Wings of Refuge participants also shop for free at Overflow, which now has two locations, as they secure items they need to build a new life.
“It’s another way Overflow has been a blessing to our ministry,” Bright says.
Invested in the Community
Community support proved to be a two-way street from the start. The three co-founders were grateful for the ways their community stepped up to help as they built out the 9,000-square-foot retail space for the thrift store.
“So many hours were donated by other organizations,” Hicks says. “One company built a ramp for carts. Another bails together linens for recycling. This is truly a community effort.”
By 2016, they expanded the space to 12,000 square feet, and in 2019, Overflow was “literally bursting at the seams,” Hicks says. They now have an additional 11,000-square-foot building about a mile away.
The thrift store has grown from one employee to 17 and relies on about 150 volunteers each month. Some staff members are former volunteers, like Patty Mohr, who has been involved with the store since the beginning and who took on the role of volunteer coordinator in recent years.
“Tami is very busy in her own life, but if we need her, she’s here,” Mohr says. “She’s the go-to person, especially when it comes to dealing with landlords or the city or anything that comes up in that way. Big and small, Tami does it.”
Building a Sustainable Future
Back when the Hickses set out to collect the household items their tenants left behind, their purpose went beyond providing monetary contributions to their desired causes to furthering environmental sustainability.

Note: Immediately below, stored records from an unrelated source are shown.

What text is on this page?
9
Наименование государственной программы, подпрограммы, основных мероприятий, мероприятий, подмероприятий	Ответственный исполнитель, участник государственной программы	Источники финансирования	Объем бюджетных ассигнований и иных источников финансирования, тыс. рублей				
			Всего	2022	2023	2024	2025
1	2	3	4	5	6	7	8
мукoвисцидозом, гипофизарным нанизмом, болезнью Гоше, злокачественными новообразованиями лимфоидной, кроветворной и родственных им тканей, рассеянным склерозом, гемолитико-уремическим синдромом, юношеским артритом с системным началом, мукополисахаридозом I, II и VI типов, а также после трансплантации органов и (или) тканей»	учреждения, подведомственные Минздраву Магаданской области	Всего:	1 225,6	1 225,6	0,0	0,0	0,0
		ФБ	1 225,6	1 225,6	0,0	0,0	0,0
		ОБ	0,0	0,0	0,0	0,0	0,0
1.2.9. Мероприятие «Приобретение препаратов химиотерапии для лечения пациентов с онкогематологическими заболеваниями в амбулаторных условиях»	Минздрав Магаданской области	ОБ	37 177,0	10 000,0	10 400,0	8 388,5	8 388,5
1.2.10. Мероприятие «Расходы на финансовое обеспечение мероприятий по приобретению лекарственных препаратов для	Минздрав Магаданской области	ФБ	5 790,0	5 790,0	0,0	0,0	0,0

In eight years of operation, Overflow has sold 1.1 million items, keeping most of them out of landfills. The thrift store also partners with a St. Louis–based company called Remains to recycle linens and clothing that aren’t sold—a total of 325 tons so far.
“A few times a year, we fill up a semi-trailer,” Hicks says.
She and her co-founders are ever mindful that the future of Overflow depends on ongoing community support and their faith. “God has had a huge hand in what has happened here. Every time we come upon a hurdle, there’s a solution waiting for us,” she says. “It’s a collective effort so that Overflow can keep going even if one of us needed to walk away.”